INILAHMEDAN - Medan: Gawean Gelar Melayu Serumpun (Gemes) XVIII tahun 2026 di Lapangan Merdeka Medan disorot publik. Dugaan kecurangan penetapan pemenang tender dengan anggaran Rp2,5 miliar menjadi pintu masuk aparat hukum.
Di sejumlah akun media sosial (medsos), kegiatan Gemes yang dibiayai dari APBD itu juga banyak dikritik WargaNet.
"Anggarannya miliaran, tapi kegiatannya kok kek gini. Membosankan. Gak ada inovasi," sebut beberapa WargaNet dalam komentarnya di salah satu akun medsos.
"Nggak mau lagi ke sana," timpal warga lainnya.

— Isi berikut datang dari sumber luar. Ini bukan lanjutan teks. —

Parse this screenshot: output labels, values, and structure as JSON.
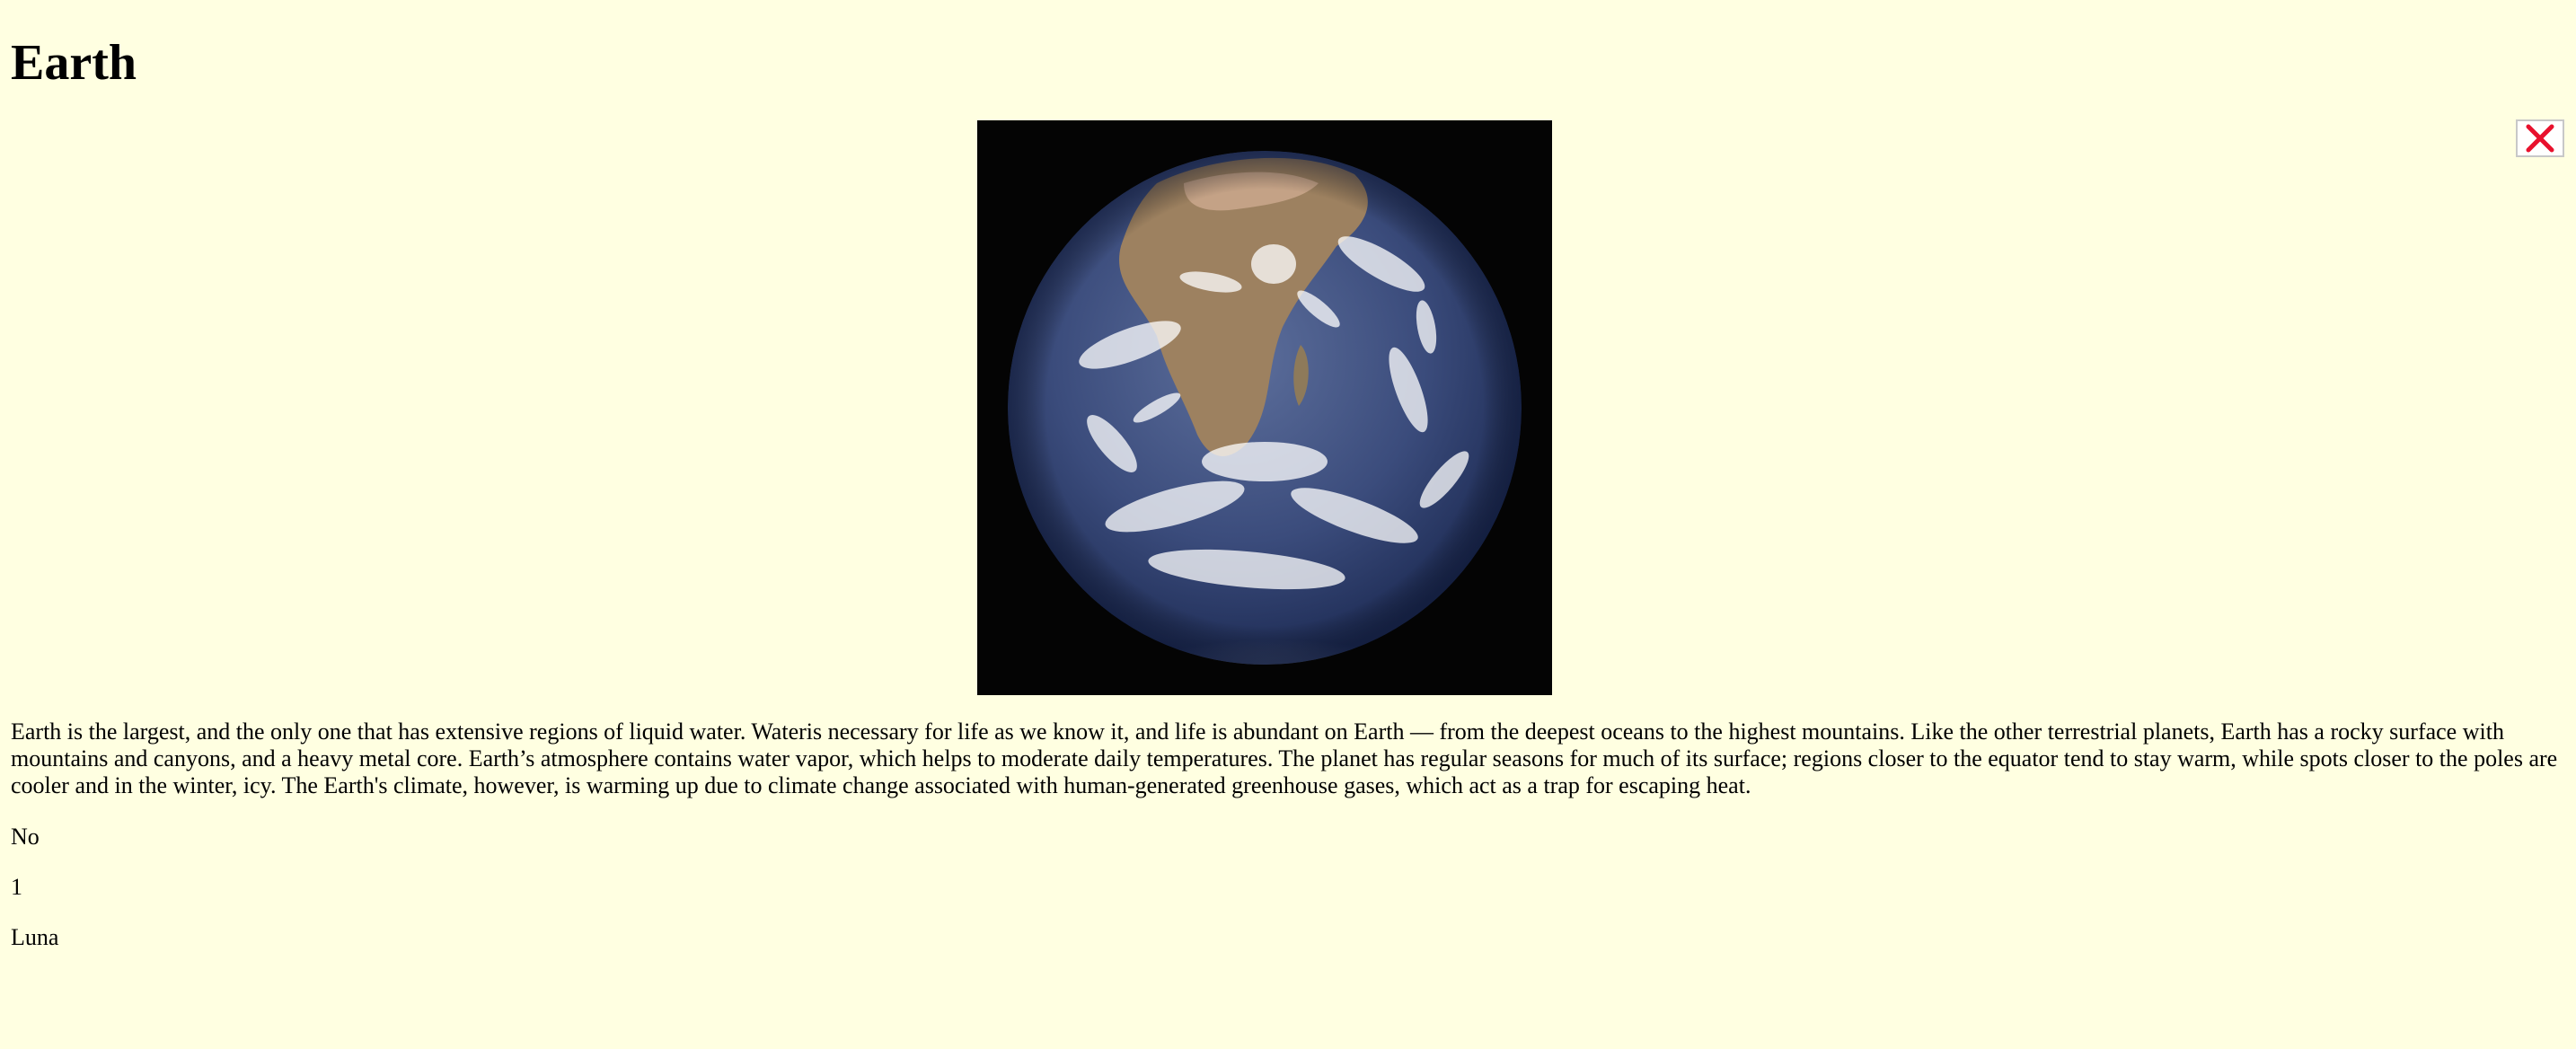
{
  "planet": {
    "title": "Earth",
    "image_alt": "Photograph of planet Earth from space",
    "description": "Earth is the largest, and the only one that has extensive regions of liquid water. Wateris necessary for life as we know it, and life is abundant on Earth — from the deepest oceans to the highest mountains. Like the other terrestrial planets, Earth has a rocky surface with mountains and canyons, and a heavy metal core. Earth’s atmosphere contains water vapor, which helps to moderate daily temperatures. The planet has regular seasons for much of its surface; regions closer to the equator tend to stay warm, while spots closer to the poles are cooler and in the winter, icy. The Earth's climate, however, is warming up due to climate change associated with human-generated greenhouse gases, which act as a trap for escaping heat.",
    "rings": "No",
    "moon_count": "1",
    "moon_names": "Luna"
  },
  "close_button": {
    "icon": "close-icon",
    "color": "#E8112D"
  },
  "colors": {
    "background": "#FFFFE1",
    "image_background": "#040404"
  }
}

Beberapa WargaNet lainnya mempertanyakan efektivitas penggunaan anggaran daerah tersebut karena kualitas pelaksanaannya belum mampu memberikan hiburan maupun dampak ekonomi yang signifikan bagi masyarakat.
Namun ada juga komentar yang memberikan apresiasi atas gawean tersebut.
"Gemes mantap. Lanjutkan," tulisnya.
Sementara itu, Direktur Utama Lembaga Swadaya Masyarakat Perkumpulan Suluh Muda Inspirasi (SMI), Kristian Simarmata, lebih menyoroti dari sisi perencanaan penganggaran atas program Gemes. Seperti penyusunan Harga Perkiraan Sendiri (HPS), mekanisme tender, maupun pelaksanaan kontrak.
"Perlu diaudit untuk memastikan ada tidaknya mark up anggaran. Desas desus penetapan pemenang tender sudah dikondisikan sejak awal juga menjadi pintu masuk aparat hukum menyelidikinya," kata Kristian.
Kristian juga menilai manfaat kegiatan Gemes yang menjadi event tahunan Pemko Medan masih minim dan tidak menyentuh kepada manfaat sesungguhnya sebagai program etalase budaya Melayu.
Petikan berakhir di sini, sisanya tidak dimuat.